Bruxelles, 07/11/2000 (Agence Europe) - Les ministres des Affaires étrangères de l'Italie Lamberto Dini, de la Belgique Louis Michel, du Luxembourg Lydie Polfer et des Pays-Bas Jozias van Aartsen, en soulignant la grande importance que leurs gouvernements attachent au développement de la Politique européenne de sécurité et de défense, ont affirmé dans une lettre à Hubert Védrine, président de la Conférence intergouvernementale qui négocie la réforme institutionnelle de l'UE, que les progrès accomplis "et l'ambition de l'Union" dans ce domaine "méritent une base dans le traité". L'Italie et les pays du Benelux ont donc présenté à la CIG des propositions d'"aménagement" des articles 17 et 25 du Traité, en précisant que cet aménagement, "qui a été opéré de manière aussi légère que possible, répond à un double objectif": - politique, afin que "le traité reflète les développements significatifs qui ont eu lieu depuis le sommet de Cologne dans le domaine de la Pesd; - à "caractère opérationnel", afin de "mettre en place un processus décisionnel qui permettra à l'Union d'agir avec l'efficacité requise dans le domaine de la Pesd". Ainsi:
à l'article 17, l'Italie et le Benelux proposent de:
supprimer tous les passages se référant aux relations entre l'Union européenne et l'Union de l'Europe Occidentale (nos lecteurs savent que cette dernière continuera d'exister en tant qu'organisation résiduelle, essentiellement comme gardienne de l'Article V sur la garantie d'assistance mutuelle, avec son Assemblée parlementaire et le Groupe Armement de l'Europe Occidentale, alors que le Centre satellitaire et l'Institut d'études de sécurité de l'UEO seront transférées l'année prochaine sous la responsabilité de l'UE);
introduire un nouveau paragraphe précisant, au sujet des missions du Petersberg énoncées à cet article (missions humanitaires et d'évacuation, missions de maintien de la paix et missions de forces de combat pour la gestion des crises, y compris missions de rétablissement de la paix), au point 2: "Afin de s'acquitter pleinement de ces missions, l'Union se dote des capacités et instruments appropriés en collaboration, le cas échéant, avec l'Otan";
à l'article 25, ces mêmes pays proposent d'introduire trois nouveaux paragraphes sur le rôle que devra jouer le futur Comité politique et de sécurité permanent (qui doit remplacer l'actuel Comité intérimaire, le Copsi). Les voici:
2." Le comité, réuni en tant que Comité politique et de sécurité permanent, traite tous les aspects de la Pesc et exerce, sous l'autorité du Conseil, le contrôle politique et la direction stratégique des opérations de gestion des crises".
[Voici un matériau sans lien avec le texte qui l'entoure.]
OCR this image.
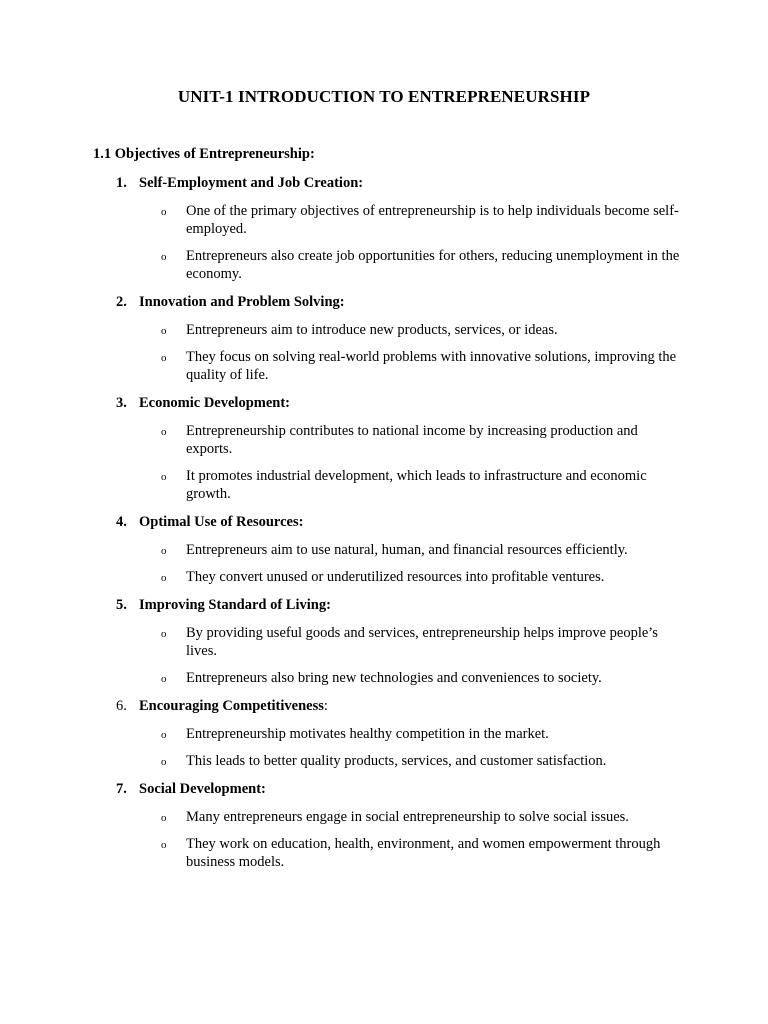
UNIT-1 INTRODUCTION TO ENTREPRENEURSHIP
1.1 Objectives of Entrepreneurship:
1. Self-Employment and Job Creation:
o One of the primary objectives of entrepreneurship is to help individuals become self-employed.
o Entrepreneurs also create job opportunities for others, reducing unemployment in the economy.
2. Innovation and Problem Solving:
o Entrepreneurs aim to introduce new products, services, or ideas.
o They focus on solving real-world problems with innovative solutions, improving the quality of life.
3. Economic Development:
o Entrepreneurship contributes to national income by increasing production and exports.
o It promotes industrial development, which leads to infrastructure and economic growth.
4. Optimal Use of Resources:
o Entrepreneurs aim to use natural, human, and financial resources efficiently.
o They convert unused or underutilized resources into profitable ventures.
5. Improving Standard of Living:
o By providing useful goods and services, entrepreneurship helps improve people’s lives.
o Entrepreneurs also bring new technologies and conveniences to society.
6. Encouraging Competitiveness:
o Entrepreneurship motivates healthy competition in the market.
o This leads to better quality products, services, and customer satisfaction.
7. Social Development:
o Many entrepreneurs engage in social entrepreneurship to solve social issues.
o They work on education, health, environment, and women empowerment through business models.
3. "Aux fins d'une opération de gestion des crises, ce comité peut être habilité à prendre toute décision en matière de contrôle politique et de direction stratégique de l'opération. Ladite habilitation, régie par les règles et conditions établies par le Conseil, est accordée par le Conseil dans le cadre de la décision, à accorder conformément à l'article 23, d'entreprendre une opération de gestion de crises sous la direction de l'UE et reste valable jusqu'à ce que le Conseil décide de mettre fin à l'opération, sauf décision contraire".
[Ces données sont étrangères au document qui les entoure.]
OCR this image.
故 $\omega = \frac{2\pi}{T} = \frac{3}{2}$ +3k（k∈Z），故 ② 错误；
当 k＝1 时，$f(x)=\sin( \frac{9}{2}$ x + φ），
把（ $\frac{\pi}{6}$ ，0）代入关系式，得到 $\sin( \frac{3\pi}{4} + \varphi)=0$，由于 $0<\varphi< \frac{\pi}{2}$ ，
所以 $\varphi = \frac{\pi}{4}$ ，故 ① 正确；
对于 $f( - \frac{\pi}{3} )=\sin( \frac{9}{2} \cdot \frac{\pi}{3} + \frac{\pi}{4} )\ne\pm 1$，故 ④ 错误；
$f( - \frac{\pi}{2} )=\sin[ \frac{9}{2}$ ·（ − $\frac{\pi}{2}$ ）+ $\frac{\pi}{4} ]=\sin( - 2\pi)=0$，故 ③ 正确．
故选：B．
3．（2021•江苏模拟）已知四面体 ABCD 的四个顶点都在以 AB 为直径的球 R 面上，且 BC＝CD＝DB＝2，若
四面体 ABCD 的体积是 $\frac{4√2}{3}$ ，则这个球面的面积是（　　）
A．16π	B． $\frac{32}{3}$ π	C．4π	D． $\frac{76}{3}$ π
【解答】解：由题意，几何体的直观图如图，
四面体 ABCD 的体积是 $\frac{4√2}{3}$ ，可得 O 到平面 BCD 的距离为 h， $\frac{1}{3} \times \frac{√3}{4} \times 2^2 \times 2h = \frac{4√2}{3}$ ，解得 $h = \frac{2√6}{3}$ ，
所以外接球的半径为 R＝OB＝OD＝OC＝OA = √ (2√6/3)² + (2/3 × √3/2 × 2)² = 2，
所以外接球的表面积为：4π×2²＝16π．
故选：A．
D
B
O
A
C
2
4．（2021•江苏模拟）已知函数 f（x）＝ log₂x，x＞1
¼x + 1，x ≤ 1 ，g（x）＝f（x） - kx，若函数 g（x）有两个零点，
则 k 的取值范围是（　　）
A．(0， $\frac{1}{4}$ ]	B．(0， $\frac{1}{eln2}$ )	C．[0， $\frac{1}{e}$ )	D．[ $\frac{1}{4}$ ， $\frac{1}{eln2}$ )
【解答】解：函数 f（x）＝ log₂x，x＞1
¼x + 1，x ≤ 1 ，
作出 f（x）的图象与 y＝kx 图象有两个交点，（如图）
4. "Dans l'accomplissement de ses missions, le comité est assisté par un Comité militaire, composé des chefs d'état-major des armées des Etats membres ou de leurs représentants, et par un Comité chargé des aspects civils de la gestion des crises".
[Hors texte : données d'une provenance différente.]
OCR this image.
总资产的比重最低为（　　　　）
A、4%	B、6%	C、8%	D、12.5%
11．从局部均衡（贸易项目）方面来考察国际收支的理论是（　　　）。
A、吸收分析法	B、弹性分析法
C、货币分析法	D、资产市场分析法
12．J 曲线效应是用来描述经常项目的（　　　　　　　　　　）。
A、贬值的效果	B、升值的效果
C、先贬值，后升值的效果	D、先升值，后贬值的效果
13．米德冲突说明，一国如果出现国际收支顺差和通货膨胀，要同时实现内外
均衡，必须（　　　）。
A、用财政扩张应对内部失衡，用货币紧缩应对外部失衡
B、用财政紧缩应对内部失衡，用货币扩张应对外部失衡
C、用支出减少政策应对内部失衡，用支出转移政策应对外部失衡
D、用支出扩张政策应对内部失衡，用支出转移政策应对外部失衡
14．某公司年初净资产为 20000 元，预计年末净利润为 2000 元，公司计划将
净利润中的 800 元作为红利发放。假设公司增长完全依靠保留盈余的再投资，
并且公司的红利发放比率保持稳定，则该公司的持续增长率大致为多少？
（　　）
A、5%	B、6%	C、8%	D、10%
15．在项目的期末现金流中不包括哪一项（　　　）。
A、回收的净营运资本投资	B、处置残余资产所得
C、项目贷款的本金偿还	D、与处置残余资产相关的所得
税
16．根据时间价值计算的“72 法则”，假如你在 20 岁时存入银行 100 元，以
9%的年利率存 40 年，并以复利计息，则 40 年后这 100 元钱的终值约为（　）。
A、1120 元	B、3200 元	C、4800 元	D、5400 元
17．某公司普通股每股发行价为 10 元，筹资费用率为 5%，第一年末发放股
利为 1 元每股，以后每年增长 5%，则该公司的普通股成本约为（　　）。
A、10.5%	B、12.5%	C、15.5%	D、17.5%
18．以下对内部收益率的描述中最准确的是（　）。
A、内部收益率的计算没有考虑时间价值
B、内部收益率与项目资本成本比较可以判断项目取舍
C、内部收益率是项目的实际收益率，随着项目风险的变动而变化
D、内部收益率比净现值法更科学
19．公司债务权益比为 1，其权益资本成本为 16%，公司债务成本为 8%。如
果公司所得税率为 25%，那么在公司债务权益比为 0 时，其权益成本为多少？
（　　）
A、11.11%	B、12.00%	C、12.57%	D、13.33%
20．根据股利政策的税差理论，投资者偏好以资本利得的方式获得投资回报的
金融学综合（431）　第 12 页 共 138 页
(L'article 23 précise en particulier que les décisions dans ce domaine sont prises à l'unanimité, mais que les abstentions n'empêchent pas l'adoption de ces décisions; par ailleurs, tout membre du Conseil qui s'abstient n'est pas tenu d'appliquer la décision, mais accepte que celle-ci engage l'Union et, dans un esprit de solidarité mutuelle", il s'abstient de toute action "susceptible d'entrer en conflit avec l'action de l'Union").
Notons que cette proposition est la deuxième présentée par l'Italie à la CIG avec d'autres Etats membres, après celle déposée avec l'Allemagne sur les coopérations renforcées.